The initiative has already been adopted in eight other counties, where it has seen great success, Adler said.
“Many of my constituents are fed up with the government telling them what to do,” Stump said.
“We’re not trying to say this is how you should behave, we’re just putting the option out there,” Adler said. “If we don’t try, we can’t expect change.”
Supervisor Tim Fesko agreed with Stump that the program sounded simply like a “feel-good, top down initiative.”
“I live by the motto, ‘do unto others as you would have them do to you,’” Fesko said. He added that civility really starts at home, not at the schools and questioned how the program would involve parents.
“How will you affect the change?” he asked. “Parents are the root … that’s where change needs to happen.”
Adler explained that those working on the initiative had already begun reaching out to people, including business owners and leaders, who, she pointed out, are often parents, too.
Supervisors Tim Alpers, Byng Hunt and Larry Johnston were supportive of the initiative.
“Sometimes ‘feel good’ is not a bad thing,” Supervisor Alpers said. “We have to start somewhere and if we can help one other life it gives our life meaning.
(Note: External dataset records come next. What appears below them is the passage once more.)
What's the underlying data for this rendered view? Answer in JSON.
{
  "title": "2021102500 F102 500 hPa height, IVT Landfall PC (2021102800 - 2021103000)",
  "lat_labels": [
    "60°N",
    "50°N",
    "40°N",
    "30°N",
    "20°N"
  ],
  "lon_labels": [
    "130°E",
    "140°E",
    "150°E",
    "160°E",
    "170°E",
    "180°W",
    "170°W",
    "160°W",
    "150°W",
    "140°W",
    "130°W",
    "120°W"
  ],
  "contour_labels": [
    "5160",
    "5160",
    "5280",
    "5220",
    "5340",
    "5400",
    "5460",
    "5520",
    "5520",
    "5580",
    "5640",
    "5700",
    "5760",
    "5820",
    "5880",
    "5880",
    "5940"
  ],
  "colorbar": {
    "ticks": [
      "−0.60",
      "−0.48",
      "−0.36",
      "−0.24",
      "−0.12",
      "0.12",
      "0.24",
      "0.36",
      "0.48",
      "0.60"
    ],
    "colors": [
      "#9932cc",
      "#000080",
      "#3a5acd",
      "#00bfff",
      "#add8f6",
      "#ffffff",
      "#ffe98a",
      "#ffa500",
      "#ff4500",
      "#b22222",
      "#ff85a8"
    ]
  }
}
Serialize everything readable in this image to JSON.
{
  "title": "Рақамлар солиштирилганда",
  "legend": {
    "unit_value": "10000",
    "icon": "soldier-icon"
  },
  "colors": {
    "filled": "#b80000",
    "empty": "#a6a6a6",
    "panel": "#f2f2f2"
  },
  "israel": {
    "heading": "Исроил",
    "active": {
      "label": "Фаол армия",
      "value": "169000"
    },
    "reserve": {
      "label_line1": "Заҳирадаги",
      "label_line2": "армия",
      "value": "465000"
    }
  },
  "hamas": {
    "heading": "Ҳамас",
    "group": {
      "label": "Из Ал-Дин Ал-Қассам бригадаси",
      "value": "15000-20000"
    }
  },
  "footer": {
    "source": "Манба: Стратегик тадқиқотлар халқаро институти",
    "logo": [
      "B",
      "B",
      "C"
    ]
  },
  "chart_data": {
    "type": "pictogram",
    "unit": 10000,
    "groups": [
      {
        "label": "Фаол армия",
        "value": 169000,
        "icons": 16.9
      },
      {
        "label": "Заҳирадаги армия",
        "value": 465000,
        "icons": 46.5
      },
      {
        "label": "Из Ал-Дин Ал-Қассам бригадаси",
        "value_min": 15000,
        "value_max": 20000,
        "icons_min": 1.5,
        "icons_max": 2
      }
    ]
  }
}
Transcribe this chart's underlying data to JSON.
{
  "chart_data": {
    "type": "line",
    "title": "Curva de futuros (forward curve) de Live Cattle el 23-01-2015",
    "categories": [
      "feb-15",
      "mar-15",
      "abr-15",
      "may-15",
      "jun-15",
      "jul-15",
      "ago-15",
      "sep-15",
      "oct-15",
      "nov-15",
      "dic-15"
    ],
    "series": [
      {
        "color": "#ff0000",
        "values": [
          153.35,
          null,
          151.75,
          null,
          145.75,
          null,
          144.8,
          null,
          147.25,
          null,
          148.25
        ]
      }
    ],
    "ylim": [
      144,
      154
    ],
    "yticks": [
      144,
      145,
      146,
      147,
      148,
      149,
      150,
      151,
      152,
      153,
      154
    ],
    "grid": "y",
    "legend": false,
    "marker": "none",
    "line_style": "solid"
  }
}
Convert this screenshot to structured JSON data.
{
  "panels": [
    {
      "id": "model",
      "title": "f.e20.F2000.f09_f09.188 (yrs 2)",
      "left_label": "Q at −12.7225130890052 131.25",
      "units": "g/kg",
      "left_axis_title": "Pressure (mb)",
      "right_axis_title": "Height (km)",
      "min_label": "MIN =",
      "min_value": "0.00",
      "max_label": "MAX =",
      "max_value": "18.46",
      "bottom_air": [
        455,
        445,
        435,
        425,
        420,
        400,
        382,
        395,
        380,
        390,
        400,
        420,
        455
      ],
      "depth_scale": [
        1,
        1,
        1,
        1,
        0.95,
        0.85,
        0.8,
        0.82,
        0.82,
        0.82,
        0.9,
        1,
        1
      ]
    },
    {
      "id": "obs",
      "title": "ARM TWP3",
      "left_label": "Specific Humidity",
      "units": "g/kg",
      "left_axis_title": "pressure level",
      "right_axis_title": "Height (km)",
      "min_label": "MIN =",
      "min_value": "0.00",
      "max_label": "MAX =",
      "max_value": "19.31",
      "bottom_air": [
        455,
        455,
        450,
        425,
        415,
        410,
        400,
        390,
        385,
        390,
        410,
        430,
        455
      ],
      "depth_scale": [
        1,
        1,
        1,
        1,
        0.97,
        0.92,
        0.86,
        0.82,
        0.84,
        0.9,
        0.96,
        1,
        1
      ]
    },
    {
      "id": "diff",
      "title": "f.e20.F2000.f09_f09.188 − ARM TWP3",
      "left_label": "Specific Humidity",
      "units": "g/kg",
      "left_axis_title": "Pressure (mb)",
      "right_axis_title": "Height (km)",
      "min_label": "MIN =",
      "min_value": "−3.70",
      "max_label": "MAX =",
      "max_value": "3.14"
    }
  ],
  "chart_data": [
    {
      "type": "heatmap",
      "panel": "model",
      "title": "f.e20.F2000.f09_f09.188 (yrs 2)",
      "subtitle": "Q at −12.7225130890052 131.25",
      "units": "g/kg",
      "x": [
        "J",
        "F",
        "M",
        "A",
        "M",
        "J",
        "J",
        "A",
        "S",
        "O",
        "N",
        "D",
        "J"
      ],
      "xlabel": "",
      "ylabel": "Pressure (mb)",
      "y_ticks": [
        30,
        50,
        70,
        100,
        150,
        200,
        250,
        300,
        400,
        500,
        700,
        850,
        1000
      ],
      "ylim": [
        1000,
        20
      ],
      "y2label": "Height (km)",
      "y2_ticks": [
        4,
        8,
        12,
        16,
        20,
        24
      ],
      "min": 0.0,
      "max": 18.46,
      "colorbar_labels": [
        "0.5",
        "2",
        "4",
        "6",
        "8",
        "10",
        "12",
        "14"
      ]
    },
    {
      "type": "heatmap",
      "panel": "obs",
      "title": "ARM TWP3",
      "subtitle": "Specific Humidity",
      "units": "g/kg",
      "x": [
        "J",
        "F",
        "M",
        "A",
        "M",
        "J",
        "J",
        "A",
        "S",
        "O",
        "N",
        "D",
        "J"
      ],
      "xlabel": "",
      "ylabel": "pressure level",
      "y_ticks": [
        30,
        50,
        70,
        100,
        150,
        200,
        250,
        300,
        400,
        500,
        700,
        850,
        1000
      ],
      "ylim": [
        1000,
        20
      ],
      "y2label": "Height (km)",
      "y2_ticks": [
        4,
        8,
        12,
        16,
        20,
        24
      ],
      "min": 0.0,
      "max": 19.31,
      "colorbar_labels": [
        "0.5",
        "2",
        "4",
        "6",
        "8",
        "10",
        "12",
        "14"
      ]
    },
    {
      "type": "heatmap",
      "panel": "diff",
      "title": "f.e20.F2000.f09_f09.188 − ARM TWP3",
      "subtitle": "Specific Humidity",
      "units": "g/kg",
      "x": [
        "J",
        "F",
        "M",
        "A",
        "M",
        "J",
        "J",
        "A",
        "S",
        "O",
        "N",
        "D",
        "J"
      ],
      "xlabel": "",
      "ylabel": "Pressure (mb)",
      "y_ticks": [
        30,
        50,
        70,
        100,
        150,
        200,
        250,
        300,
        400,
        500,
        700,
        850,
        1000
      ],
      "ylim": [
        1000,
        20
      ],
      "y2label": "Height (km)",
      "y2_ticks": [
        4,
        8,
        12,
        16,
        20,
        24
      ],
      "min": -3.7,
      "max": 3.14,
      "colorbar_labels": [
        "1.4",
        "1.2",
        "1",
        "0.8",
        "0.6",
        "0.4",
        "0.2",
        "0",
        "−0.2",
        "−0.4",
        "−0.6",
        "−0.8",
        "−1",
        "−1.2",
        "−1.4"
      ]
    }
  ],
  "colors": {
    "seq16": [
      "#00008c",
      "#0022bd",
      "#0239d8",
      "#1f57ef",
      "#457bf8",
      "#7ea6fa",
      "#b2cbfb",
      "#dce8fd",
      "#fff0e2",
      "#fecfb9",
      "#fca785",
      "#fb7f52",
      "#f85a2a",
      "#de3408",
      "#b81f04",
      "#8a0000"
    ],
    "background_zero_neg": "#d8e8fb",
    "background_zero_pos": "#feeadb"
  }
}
Pay it forward.”
“I think it’s OK for leaders to say they want to be civil and here’s why,” Supervisor Johnston added.
“We’re just reminding people that there’s another way to behave,” Adler said.
Supervisor Hunt pointed out that passing the resolution with a 3-2 vote would not look good for overall support of the initiative.
“Perhaps I should just sign it on behalf of the Board,” he suggested as a solution to Stump’s concerns about having his name on the document.
Stump, however, became swayed.
“As long as you can assure me that it won’t be presented as ‘Mono County says …’ I can support the resolution now, thanks to our civil discussion,” he said with a smirk.
The Board approved the resolution unanimously.
A kickoff event for the initiative is scheduled for Aug. 16 at the Mammoth Library.